I think about the conversation nearly every day.
The seemingly scatterbrained geneticist with her big huge textbook on chromosomal trans locations. 20 hours earlier we heard the word lissencephaly for the first time. Only minutes earlier we heard the term Miller Dieker Syndrome for the first time. Karin and I sat nervously on the NICU “family room” couch. A two week old Liam lay in his isolette 30 feet away.
“I have some here if you’re sure you want to see them ” she grasped the textbook and slid her fingers to the page marked by the post it note sticking out.
“See them?” I asked. We were talking about chromosomes. We were talking about my son. About “abnormalities. About life expectancies. I didn’t need to see charts or molecule diagrams at that moment.
“Well, pictures of other kids who have the same diagnosis. So you know what your son may look like due to the syndrome. If you think your OK with seeing them I can show you some pictures of children up to a few years old. ” she said it just like that. Clutching her book and waiting for us to decide, as if what were about to see would have us heading for the hills.
I don’t have any idea how hard it must be to be a geneticist who’s job involves telling brand new parents the kinds of things that are “wrong” with their kids.
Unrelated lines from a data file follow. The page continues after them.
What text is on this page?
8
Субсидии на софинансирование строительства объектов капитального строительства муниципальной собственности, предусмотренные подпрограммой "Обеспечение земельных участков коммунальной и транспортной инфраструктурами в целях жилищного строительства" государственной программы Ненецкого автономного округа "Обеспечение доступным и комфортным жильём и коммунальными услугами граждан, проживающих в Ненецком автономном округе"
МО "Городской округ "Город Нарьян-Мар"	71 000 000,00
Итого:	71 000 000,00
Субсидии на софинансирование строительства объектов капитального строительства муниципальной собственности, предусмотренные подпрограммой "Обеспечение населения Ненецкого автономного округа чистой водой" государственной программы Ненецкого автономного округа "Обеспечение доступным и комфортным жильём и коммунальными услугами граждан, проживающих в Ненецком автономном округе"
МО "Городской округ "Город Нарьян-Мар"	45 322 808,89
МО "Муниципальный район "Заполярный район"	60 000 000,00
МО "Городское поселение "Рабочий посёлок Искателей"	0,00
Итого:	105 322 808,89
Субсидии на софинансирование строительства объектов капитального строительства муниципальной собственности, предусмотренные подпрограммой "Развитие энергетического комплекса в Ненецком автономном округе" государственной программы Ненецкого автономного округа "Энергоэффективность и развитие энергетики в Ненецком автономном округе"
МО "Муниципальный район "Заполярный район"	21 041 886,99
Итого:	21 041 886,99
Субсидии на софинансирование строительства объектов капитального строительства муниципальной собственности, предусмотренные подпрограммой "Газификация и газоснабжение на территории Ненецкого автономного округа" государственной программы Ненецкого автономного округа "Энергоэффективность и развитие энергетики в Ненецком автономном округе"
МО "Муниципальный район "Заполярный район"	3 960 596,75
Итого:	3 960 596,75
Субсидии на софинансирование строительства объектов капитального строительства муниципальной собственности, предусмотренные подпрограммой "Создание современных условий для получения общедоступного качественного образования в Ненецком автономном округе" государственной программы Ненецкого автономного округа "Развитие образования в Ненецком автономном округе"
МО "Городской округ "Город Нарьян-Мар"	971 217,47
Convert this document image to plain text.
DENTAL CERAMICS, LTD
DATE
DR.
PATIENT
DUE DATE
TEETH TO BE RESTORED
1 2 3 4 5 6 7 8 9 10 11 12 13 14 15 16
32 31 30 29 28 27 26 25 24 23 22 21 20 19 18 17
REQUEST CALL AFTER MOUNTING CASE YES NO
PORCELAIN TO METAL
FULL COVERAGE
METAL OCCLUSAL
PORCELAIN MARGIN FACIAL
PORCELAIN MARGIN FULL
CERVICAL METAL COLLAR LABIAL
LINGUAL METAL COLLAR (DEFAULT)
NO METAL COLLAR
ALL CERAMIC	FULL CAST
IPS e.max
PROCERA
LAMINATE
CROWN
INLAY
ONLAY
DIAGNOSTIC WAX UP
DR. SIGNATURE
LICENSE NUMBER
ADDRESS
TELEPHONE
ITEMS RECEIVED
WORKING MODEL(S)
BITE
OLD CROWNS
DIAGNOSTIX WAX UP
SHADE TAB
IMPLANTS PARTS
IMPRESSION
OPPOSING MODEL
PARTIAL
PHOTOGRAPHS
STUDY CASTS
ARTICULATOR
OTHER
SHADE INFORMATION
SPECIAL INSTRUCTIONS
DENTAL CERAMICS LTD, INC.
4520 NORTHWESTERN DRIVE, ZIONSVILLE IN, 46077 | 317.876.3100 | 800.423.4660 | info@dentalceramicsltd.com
Things that, though could not have been prevented, bring tremendous guilt since it came from within themselves. How difficult it must be to choose your words. To decide how to frame the conversation without setting expectations too high or low. I don’t envy her position in this.
Karin and I looked at each other for a second both nodding that we were ready for whatever we were about to see. We grabbed each other’s hands and told her we would like to see the pages.
The geneticist opened the book first to herself and then turned it around toward us. We looked on in silence. Looked back at each other and back toward the book and its pages again.
” I’ll leave you two alone for a few minutes to look at the pictures and I’ll be back to answer any questions you may have.” She excused herself without a word from either Karin and I who had now flipped through the four page textbook entry that included about a dozen photos.
“Uh,…” Karin seemed to be choosing her words carefully. “Um, what am I missing?”
I knew exactly what she meant.
“These are the cutest kids I’ve ever seen! Why did she make us decide if we were sure we wanted to see this. What am I supposed to be seeing here?” She said with relief in her voice.
“Well it says here, pronounced forehead, shortened nose, widely set eyes. I don’t know, they look like kids to me.” I said.
I remember laughing. Us both laughing. After twenty hours of mostly tears we had no idea what our future would hold. We had no idea what a life with a Miller Dieker kid would be like. We had no idea if Liam would even make it home from the hospital.
But we still knew what was funny.
And when a scatterbrained geneticist worries you into thinking your child’s head is going to end up growing inside-out but then shows you pictures of a bunch of adorable two year olds, well …that’s funny.
I think about that conversation nearly every day.
Whenever I see a picture of Liam and marvel at how incredibly adorable he is.
Whenever I look at him and marvel at how handsome he is.
Whenever I’m amazed at how I could have possibly had any part in making something that looks so …
And now I ask you, are you really sure you want to see them?